SWIFT teste un nouveau système via la blockchain

Clément Martinez10 février 201914 min

SWIFT a lancé un nouveau projet pilote visant à limiter les retards dans le traitement des transactions transfrontalières en tirant profit de la technologie Blockchain.

Tout d’abord il est utile de préciser ce qu’est le réseau SWIFT : Créé il y a plus de 45 ans, le réseau SWIFT (Society for Worldwide Interbank Financial Télécommunication), qui est en quelque sorte une messagerie interbancaire, reste malgré tout, peu connu du grand public. Ce réseau international occupe un rôle primordial dans les transferts d’argent internationaux, pour lesquels 10000 banques dans le monde l’utilisent, selon des protocoles standardisés (les fameux codes SWIFT ou BIC qui apparaissent sur les RIB).

 

Seule problématique : les délais, parfois longs (quelques jours ouvrés), sont clairement inadaptés à l’heure digitale qui nous habitue, chaque jour un peu plus, à l’instantanéité.

 

Pour réponse, la société SWIFT a donc récemment lancé un projet pilote qui pourrait venir remplacer le système qu’elle utilise actuellement pour fournir ses différents services : transferts de compte à compte, opérations sur devises ou sur titres, recouvrements …

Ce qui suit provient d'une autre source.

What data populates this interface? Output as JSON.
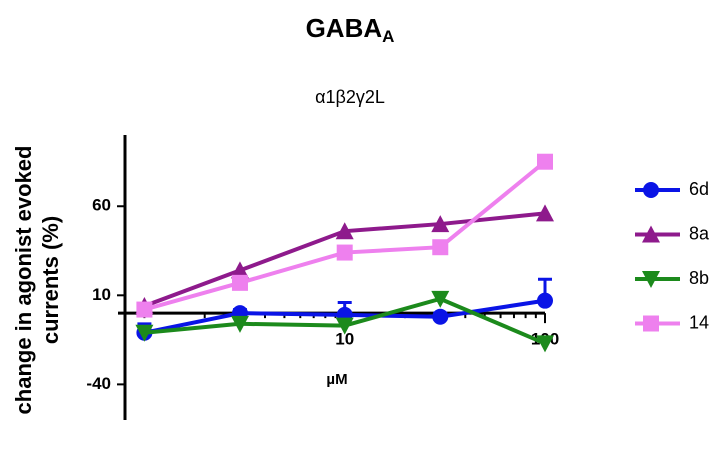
{
  "chart_data": {
    "type": "line",
    "title": "GABA",
    "title_subscript": "A",
    "subtitle": "α1β2γ2L",
    "xlabel": "µM",
    "ylabel": [
      "change in agonist evoked",
      "currents (%)"
    ],
    "x": [
      1,
      3,
      10,
      30,
      100
    ],
    "xscale": "log",
    "xlim": [
      0.8,
      100
    ],
    "xticks": [
      10,
      100
    ],
    "xminor_ticks": [
      1,
      2,
      3,
      4,
      5,
      6,
      7,
      8,
      9,
      20,
      30,
      40,
      50,
      60,
      70,
      80,
      90
    ],
    "ylim": [
      -60,
      100
    ],
    "yticks": [
      -40,
      10,
      60
    ],
    "legend": "right",
    "series": [
      {
        "name": "6d",
        "color": "#0a14e6",
        "marker": "circle",
        "values": [
          -11,
          0,
          -1,
          -2,
          7
        ],
        "errors": [
          5,
          2,
          7,
          2,
          12
        ]
      },
      {
        "name": "8a",
        "color": "#8e1a8c",
        "marker": "triangle-up",
        "values": [
          4,
          24,
          46,
          50,
          56
        ]
      },
      {
        "name": "8b",
        "color": "#1c8a1c",
        "marker": "triangle-down",
        "values": [
          -11,
          -6,
          -7,
          8,
          -17
        ]
      },
      {
        "name": "14",
        "color": "#ee80ee",
        "marker": "square",
        "values": [
          2,
          17,
          34,
          37,
          85
        ]
      }
    ]
  }
}
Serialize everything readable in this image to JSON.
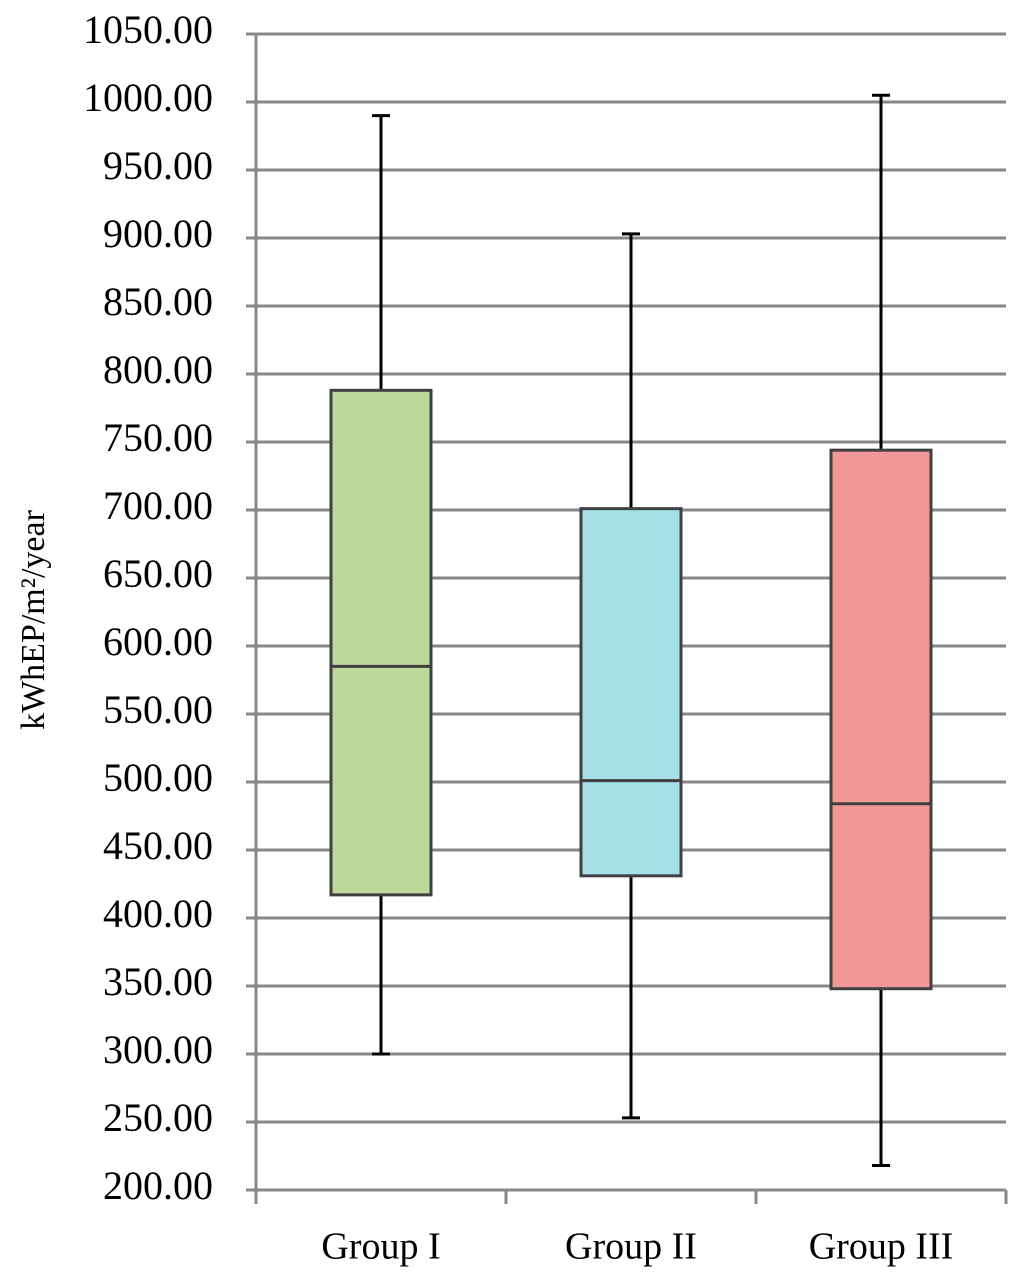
{
  "chart_data": {
    "type": "box",
    "y_label": "kWhEP/m²/year",
    "categories": [
      "Group I",
      "Group II",
      "Group III"
    ],
    "min": [
      300,
      253,
      218
    ],
    "q1": [
      417,
      431,
      348
    ],
    "median": [
      585,
      501,
      484
    ],
    "q3": [
      788,
      701,
      744
    ],
    "max": [
      990,
      903,
      1005
    ],
    "colors": [
      "#bdd899",
      "#a6dfe8",
      "#f09896"
    ],
    "ylim": [
      200,
      1050
    ],
    "yticks": [
      {
        "value": 200,
        "label": "200.00"
      },
      {
        "value": 250,
        "label": "250.00"
      },
      {
        "value": 300,
        "label": "300.00"
      },
      {
        "value": 350,
        "label": "350.00"
      },
      {
        "value": 400,
        "label": "400.00"
      },
      {
        "value": 450,
        "label": "450.00"
      },
      {
        "value": 500,
        "label": "500.00"
      },
      {
        "value": 550,
        "label": "550.00"
      },
      {
        "value": 600,
        "label": "600.00"
      },
      {
        "value": 650,
        "label": "650.00"
      },
      {
        "value": 700,
        "label": "700.00"
      },
      {
        "value": 750,
        "label": "750.00"
      },
      {
        "value": 800,
        "label": "800.00"
      },
      {
        "value": 850,
        "label": "850.00"
      },
      {
        "value": 900,
        "label": "900.00"
      },
      {
        "value": 950,
        "label": "950.00"
      },
      {
        "value": 1000,
        "label": "1000.00"
      },
      {
        "value": 1050,
        "label": "1050.00"
      }
    ],
    "grid": true
  }
}
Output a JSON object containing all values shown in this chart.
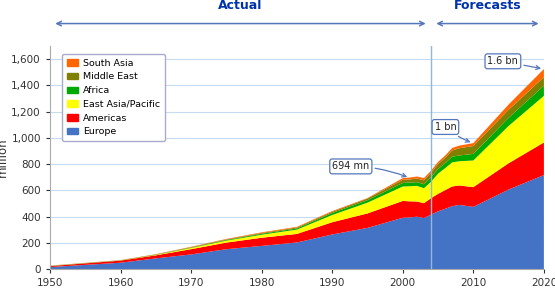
{
  "years": [
    1950,
    1960,
    1965,
    1970,
    1975,
    1980,
    1985,
    1990,
    1995,
    2000,
    2001,
    2002,
    2003,
    2004,
    2005,
    2006,
    2007,
    2008,
    2010,
    2015,
    2020
  ],
  "europe": [
    17,
    50,
    83,
    113,
    153,
    178,
    204,
    265,
    315,
    392,
    395,
    400,
    390,
    416,
    441,
    460,
    480,
    490,
    475,
    607,
    717
  ],
  "americas": [
    7,
    16,
    23,
    40,
    50,
    62,
    65,
    93,
    110,
    128,
    122,
    116,
    113,
    125,
    133,
    142,
    150,
    148,
    150,
    200,
    248
  ],
  "east_asia": [
    1,
    1,
    3,
    9,
    15,
    23,
    33,
    55,
    82,
    110,
    115,
    119,
    114,
    125,
    154,
    167,
    184,
    184,
    203,
    284,
    355
  ],
  "africa": [
    1,
    1,
    2,
    3,
    5,
    7,
    9,
    15,
    19,
    27,
    28,
    28,
    30,
    33,
    35,
    38,
    43,
    44,
    50,
    62,
    77
  ],
  "middle_east": [
    1,
    1,
    2,
    3,
    4,
    6,
    7,
    9,
    12,
    24,
    24,
    28,
    30,
    36,
    38,
    41,
    47,
    55,
    60,
    61,
    65
  ],
  "south_asia": [
    1,
    1,
    2,
    3,
    4,
    5,
    5,
    6,
    4,
    13,
    14,
    15,
    17,
    15,
    16,
    17,
    19,
    20,
    22,
    40,
    62
  ],
  "forecast_start_year": 2004,
  "colors": {
    "europe": "#4472C4",
    "americas": "#FF0000",
    "east_asia": "#FFFF00",
    "africa": "#00AA00",
    "middle_east": "#808000",
    "south_asia": "#FF6600"
  },
  "ylabel": "million",
  "ylim": [
    0,
    1700
  ],
  "yticks": [
    0,
    200,
    400,
    600,
    800,
    1000,
    1200,
    1400,
    1600
  ],
  "xlim": [
    1950,
    2020
  ],
  "xticks": [
    1950,
    1960,
    1970,
    1980,
    1990,
    2000,
    2010,
    2020
  ],
  "grid_color": "#C5DCF0",
  "bg_color": "#FFFFFF",
  "actual_label": "Actual",
  "forecast_label": "Forecasts",
  "arrow_color": "#4472C4",
  "text_color": "#0033AA",
  "legend_labels": [
    "South Asia",
    "Middle East",
    "Africa",
    "East Asia/Pacific",
    "Americas",
    "Europe"
  ],
  "legend_colors_order": [
    "south_asia",
    "middle_east",
    "africa",
    "east_asia",
    "americas",
    "europe"
  ]
}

Cependant, même si les cryptomonnaies ne se portent pas au mieux sur les marchés, l’environnement Blockchain est particulièrement actif et se présente comme une solution concrète d’avenir.
Le réseau SWIFT va se raccorder à la Blockchain Corda de la startup américaine R3 (dont de nombreuses banques sont actionnaires, notamment Natixis, BNP Paribas et Société Générale) pour une expérimentation. L’objectif est ainsi, de réaliser des paiements sûrs et rapides pour les plateformes utilisant cette technologie, sans recours aux crypto-monnaies. Une réponse à la concurrence de la startup RIPPLE et notamment à sa solution de paiement pour les entreprises utilisant aussi la Blockchain. C’est également une réponse à l’Interbank Information Network (IIN), le projet sur lequel planche le géant bancaire JPMorgan Chase et dont l’objectif consiste à améliorer l’efficacité des règlements internationaux.
Il est aussi important de noter que, un temps associés, R3 et RIPPLE se sont livrés une rude bataille judiciaire avant de trouver un accord à l’amiable en septembre dernier.

La société SWIFT souhaite ainsi limiter la proportion des transactions dont l’exécution est retardée particulièrement à cause de l’asymétrie des informations nécessaires (mal ou non fournies). Avec ce nouveau projet Blockchain, elle ambitionne de traiter chaque jour 14,5 millions de règlements transfrontaliers.

Auparavant, SWIFT avait déjà lancé un service nouvelle génération, SWIFT GPI. Cela a été fait progressivement depuis deux ans et a déjà permis d’améliorer significativement la rapidité, en passant à des transferts frontaliers en quelques minutes.
Néanmoins la société vise, grâce à ce « proof of concept » (POC, démonstration de faisabilité), à raccorder SWIFT GPI à la Blockchain de R3. Cela permettra ainsi à toutes les nouvelles plateformes de transactions s’appuyant sur cette Blockchain de bénéficier de règlements rapides et transparents, en monnaies fiat (ie non cryptomonnaies).

La société concurrente RIPPLE affirme que plus de 100 institutions financières ont rejoint son réseau RIPPLENET, utilisant la technologie Blockchain l’an dernier, en recourant ou non à sa crypto-monnaie XRP. En France, Crédit Agricole a testé son protocole de paiement pendant neuf mois pour réaliser les virements transfrontaliers de clients travaillant en Suisse, en temps réel (contre trois jours traditionnellement), avec une plus grande transparence du taux de change. Réussi, le test n’ira néanmoins, dans un premier temps, pas plus loin dans un contexte de généralisation du paiement instantané en Europe.

Pour autant, SWIFT n’est pas prêt de basculer d’un coup sur la Blockchain. Cette dernière apparaît encore comme une solution d’avenir. Elle sera utilisée pour gagner en rapidité dans les transactions, pour gagner en transparence et connecter ainsi non seulement les banques mais aussi d’autres acteurs comme les porte-monnaie mobile.